Didalam Al-Quran, Allah SWT mengajarkan cara berinfaq yang benar, khususnya kepada Nabi saw. Suatu hari, Nabi saw memegang beberapa keping uang emas. Beliau mau menginfaqkan semuanya untuk fakir miskin karena tidak mau mempunyainya walau untuk waktu satu malam. Kemudian beliau menginfaqkannya dan diberikannya ke kanan dan ke kiri dalam satu hari. Esoknya, ada seseorang datang dan mendesak minta pertolongan dari Nabi . Beliau tidak memiliki apa-apa untuk diberikan kepada peminta ini. Karenanya beliau merasa sangat bersedih hati. Lalu turunlah ayat Al-Quran yang berkenaan dengan cara berinfaq, “Dan janganlah kamu jadikan tanganmu terbelenggu pada lehermu, dan janganlah kamu terlalu mengulurkannya, karena itu kamu menjadi tercela dan menyesal”. (QS 17: 29).

Demikianlah hadis-hadis Nabi saw yang akurat dan didukung oleh ayat-ayat suci Al-Quran. Seorang yang betul-betul mukmin dan takwa niscaya akan beriman dan mengikuti isi kandungan ini.

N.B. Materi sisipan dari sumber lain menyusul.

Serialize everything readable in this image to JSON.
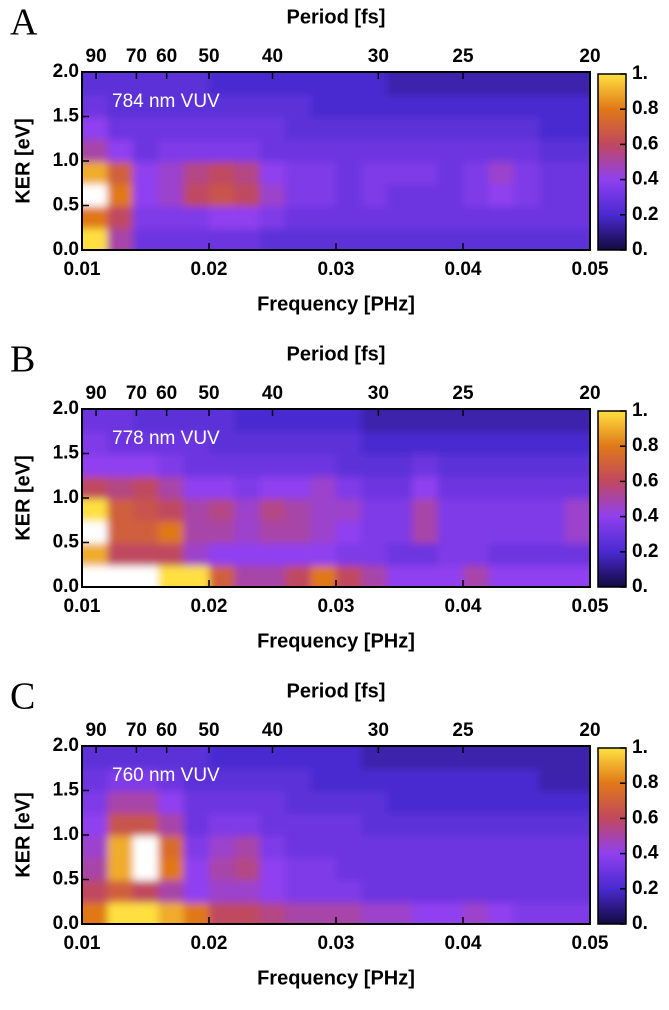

Ketika Abubakar dalam keadan hampir menemui ajalnya, beliau ditanya tentang hartanya; apakah akan diwasiatkan atau tidak. Ia menjawab: “Seperlima dari hartaku kalian infaqkan, dan selebihnya adalah hak waris.’ Seperlima dari semua harta adalah jumlah yang tidak sedikit. Padahal seseorang yang berada dalam keadaan sakaratul maut berhak untuk berwasiat sampai sepertiga dari hartanya. Kalau Abubakar tahu bahwa infaq yang berlebihan adalah lebih baik dan terpuji, maka tentunya ia menggunakan haknya, yakni berwasiat sampai sepertiga dari haknya.

Kehidupan dan cara berinfaq Salman al Farisi dan Abu Dzar Al-Ghifari r.a. yang kalian kenal ketakwaan, kezuhudan dan keistimewaan mereka, membuktikan kebenaran kata-kataku ini.

Ketika Salman menerima saham tahunannya dari Baitul Mal, dia menyisihkan bagi keperluan dan perbelanjaanya untuk waktu satu tahun. Ia ditanya, ‘Engkau yang begini zuhud dan takwa, masih teringat untuk menyimpan uang untuk jangka waktu satu tahun? Bukankah hari ini atau esok engkau bisa saja meninggal dan tidak menjumpai akhir tahun ini?’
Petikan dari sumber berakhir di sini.